Zweites Wasser-Symposium der LMBV in Hoyerswerda

Die Wiederherstellung eines ausgeglichenen Wasserhaushaltes in der Braunkohlenregion der Lausitz ist eine der anspruchvollsten und vorrangigsten Aufgaben, welche die LMBV bei der Sanierung zu lösen hat.

So ist das in den letzten 100 Jahren durch den Bergbau entstandene Grundwasserdefizit wieder auszugleichen. Die Flutung der sanierten Tagebaue mit Fremdwasser ist gegenüber dem zeitaufwendigen Grundwasseraufgang unter Berücksichtigung wirtschaftlicher und ökologischer Aspekte dafür die einzig mögliche Alternative. Die Gestaltung einer Lausitzer Seenlandschaft, lange Zeit eine Vision, wird nun Wirklichkeit.
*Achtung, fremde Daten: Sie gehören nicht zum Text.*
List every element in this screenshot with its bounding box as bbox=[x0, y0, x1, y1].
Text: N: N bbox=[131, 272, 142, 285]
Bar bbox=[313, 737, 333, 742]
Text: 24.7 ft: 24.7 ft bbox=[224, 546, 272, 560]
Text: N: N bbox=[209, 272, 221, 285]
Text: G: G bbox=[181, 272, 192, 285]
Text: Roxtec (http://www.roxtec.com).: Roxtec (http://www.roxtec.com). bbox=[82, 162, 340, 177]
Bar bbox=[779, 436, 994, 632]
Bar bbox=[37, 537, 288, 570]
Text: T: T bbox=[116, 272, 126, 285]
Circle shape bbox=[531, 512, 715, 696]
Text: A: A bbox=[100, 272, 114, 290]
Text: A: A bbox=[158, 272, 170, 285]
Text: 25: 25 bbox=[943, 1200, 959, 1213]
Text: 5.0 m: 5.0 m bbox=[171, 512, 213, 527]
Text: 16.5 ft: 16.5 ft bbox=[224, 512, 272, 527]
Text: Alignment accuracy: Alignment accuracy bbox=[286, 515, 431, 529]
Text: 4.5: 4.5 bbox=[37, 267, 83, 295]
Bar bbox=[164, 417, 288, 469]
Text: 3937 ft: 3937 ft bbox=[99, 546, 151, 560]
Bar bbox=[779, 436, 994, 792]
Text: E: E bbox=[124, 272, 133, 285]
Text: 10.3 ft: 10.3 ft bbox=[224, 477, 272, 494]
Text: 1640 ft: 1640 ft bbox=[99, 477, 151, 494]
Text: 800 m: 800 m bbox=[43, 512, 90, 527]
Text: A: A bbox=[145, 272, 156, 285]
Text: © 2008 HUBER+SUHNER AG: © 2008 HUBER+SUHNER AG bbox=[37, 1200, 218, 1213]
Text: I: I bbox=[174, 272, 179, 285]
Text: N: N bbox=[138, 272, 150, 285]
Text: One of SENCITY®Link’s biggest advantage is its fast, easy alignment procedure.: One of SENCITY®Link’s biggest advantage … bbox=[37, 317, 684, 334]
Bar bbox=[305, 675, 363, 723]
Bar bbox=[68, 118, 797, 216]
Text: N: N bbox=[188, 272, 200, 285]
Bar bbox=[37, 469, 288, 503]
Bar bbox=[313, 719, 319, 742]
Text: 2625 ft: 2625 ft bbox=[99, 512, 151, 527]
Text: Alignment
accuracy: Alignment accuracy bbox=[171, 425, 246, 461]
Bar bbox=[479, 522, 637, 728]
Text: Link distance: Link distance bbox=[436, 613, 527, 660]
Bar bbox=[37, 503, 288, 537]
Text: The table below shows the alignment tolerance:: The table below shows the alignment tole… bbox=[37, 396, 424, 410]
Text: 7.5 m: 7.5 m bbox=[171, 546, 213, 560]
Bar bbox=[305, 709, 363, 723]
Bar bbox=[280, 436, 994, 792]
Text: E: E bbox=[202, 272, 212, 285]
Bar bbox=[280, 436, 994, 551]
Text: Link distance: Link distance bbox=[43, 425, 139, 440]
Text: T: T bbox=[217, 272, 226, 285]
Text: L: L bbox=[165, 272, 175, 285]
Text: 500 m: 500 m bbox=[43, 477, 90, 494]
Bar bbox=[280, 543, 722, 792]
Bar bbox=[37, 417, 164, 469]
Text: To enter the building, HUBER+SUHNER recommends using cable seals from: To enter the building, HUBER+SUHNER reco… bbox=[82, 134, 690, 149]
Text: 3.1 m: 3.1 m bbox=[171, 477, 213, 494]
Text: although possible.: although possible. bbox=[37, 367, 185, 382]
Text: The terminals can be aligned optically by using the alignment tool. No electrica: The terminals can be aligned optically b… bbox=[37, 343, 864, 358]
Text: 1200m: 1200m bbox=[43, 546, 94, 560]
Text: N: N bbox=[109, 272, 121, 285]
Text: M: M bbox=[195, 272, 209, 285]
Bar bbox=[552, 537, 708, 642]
Nach dem Abschluß der bergmännischen Grundsanierung werden inzwischen zahlreiche Tagebaue geflutet, und parallel dazu wird schrittweise die weitere Flutung von sanierten Tagebauen vorbereitet. In den vergangenen Jahren mußten zur Vorbereitung dieser Flutungsprozesse intensive Forschungsarbeiten sowie umfangreiche konzeptionelle und planerische Arbeiten durchgeführt werden.
In enger Zusammenarbeit schufen namhafte Wissenschaftler und erfahrene Praktiker die Grundlagen für die Wiedereingliederung der stillgelegten Tagebaue in die Bergbaufolgelandschaft.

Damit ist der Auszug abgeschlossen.